01–06–2021 - current
Link to website
Collaborators:
Keith J Lee
Pitipat Wongsittikan
Undergraduate researchers:
Emily Liu
Hazel Mann
Research conducted with Digital Structures research group led by Professor Caitlin Mueller
Pixelframe is a modular constructive system designed for a future where buildings are transformed from static endpoints of material flows into intelligent assemblies of efficient, reusable elements. The system experiments with concrete—a high-emissions yet globally vernacular material—typically constructed into monolithic, single-use assemblies.

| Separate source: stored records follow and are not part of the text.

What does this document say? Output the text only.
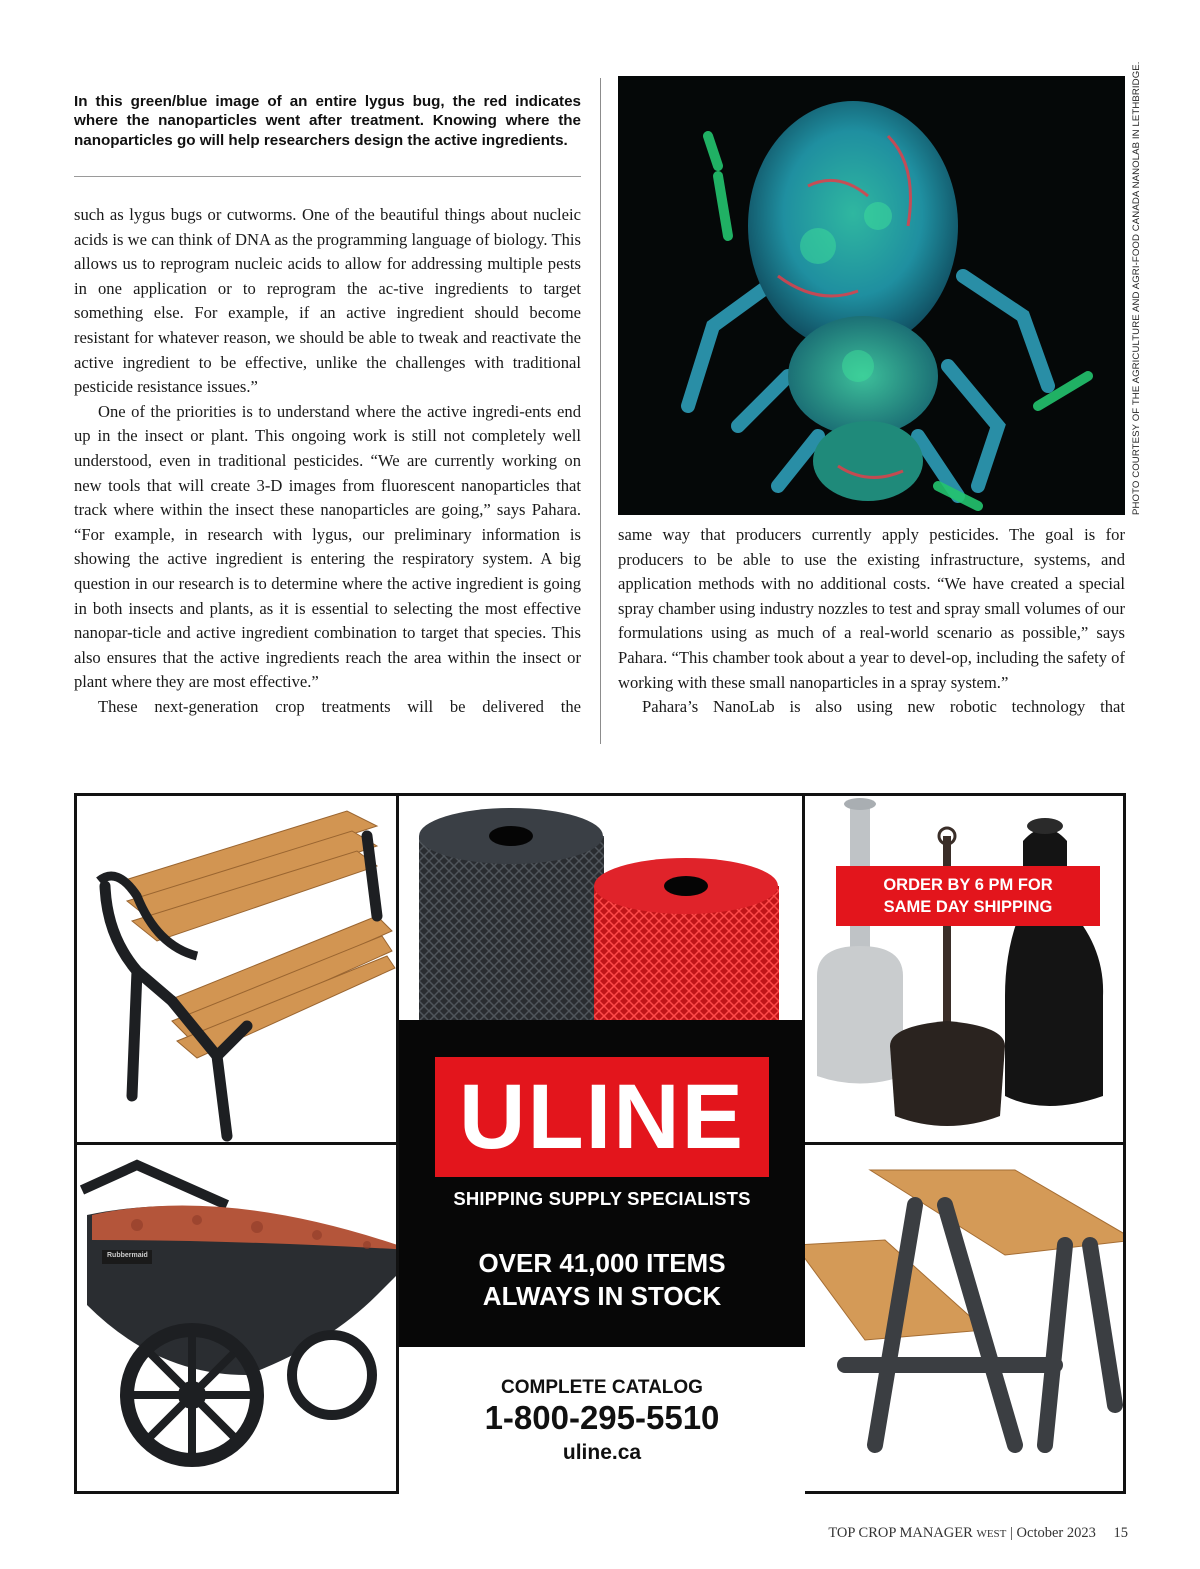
In this green/blue image of an entire lygus bug, the red indicates where the nanoparticles went after treatment. Knowing where the nanoparticles go will help researchers design the active ingredients.

such as lygus bugs or cutworms. One of the beautiful things about nucleic acids is we can think of DNA as the programming language of biology. This allows us to reprogram nucleic acids to allow for addressing multiple pests in one application or to reprogram the ac-tive ingredients to target something else. For example, if an active ingredient should become resistant for whatever reason, we should be able to tweak and reactivate the active ingredient to be effective, unlike the challenges with traditional pesticide resistance issues.”

One of the priorities is to understand where the active ingredi-ents end up in the insect or plant. This ongoing work is still not completely well understood, even in traditional pesticides. “We are currently working on new tools that will create 3-D images from fluorescent nanoparticles that track where within the insect these nanoparticles are going,” says Pahara. “For example, in research with lygus, our preliminary information is showing the active ingredient is entering the respiratory system. A big question in our research is to determine where the active ingredient is going in both insects and plants, as it is essential to selecting the most effective nanopar-ticle and active ingredient combination to target that species. This also ensures that the active ingredients reach the area within the insect or plant where they are most effective.”

These next-generation crop treatments will be delivered the

PHOTO COURTESY OF THE AGRICULTURE AND AGRI-FOOD CANADA NANOLAB IN LETHBRIDGE.

same way that producers currently apply pesticides. The goal is for producers to be able to use the existing infrastructure, systems, and application methods with no additional costs. “We have created a special spray chamber using industry nozzles to test and spray small volumes of our formulations using as much of a real-world scenario as possible,” says Pahara. “This chamber took about a year to devel-op, including the safety of working with these small nanoparticles in a spray system.”

Pahara’s NanoLab is also using new robotic technology that

Rubbermaid
ULINE
SHIPPING SUPPLY SPECIALISTS
OVER 41,000 ITEMS
ALWAYS IN STOCK
COMPLETE CATALOG
1-800-295-5510
uline.ca
ORDER BY 6 PM FOR
SAME DAY SHIPPING
TOP CROP MANAGER WEST | October 2023 15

The project challenges the culture of the linear building economy in which concrete is deeply embedded, which concerns itself solely with the present and treats building materials as disposable byproducts of economic forces. Instead, the speculative assembly combines reversible and efficient design with digital traceability, generating a shaped base module that is aggregated into whole structures designed as temporary material banks. Each module is paired with a digital twin, juxtaposing architecture’s physical, concrete nature with a synthetic shadow that creates dialogue between inhabitants and the building’s many lives. The tethering of the physical and digital de-anonymizes the assembly, encouraging accountability for the materials we extract and mold into structures, entering concrete into a new circular economy of exchange—re-valuing the ubiquitous.
The project showcases scale models of the innovative post-tensioned, modular system and its emergent tectonic, speculative designs for future buildings, and full-scale assemblies of digitally linked modules that have been reconfigured multiple times. Existing simultaneously at the scale of the detail and that of a global material exchange, the exhibit encourages discovery both through haptic encounter and through its digital interface. In a future where buildings are increasingly seen as stockpiles for subsequent reuse, the reinvention of concrete structures is an imperative that presents an opportunity for a new tectonic – concrete is no longer a liquid poured once and cured on site, but is more akin to stone, retaining value across multiple lifespans.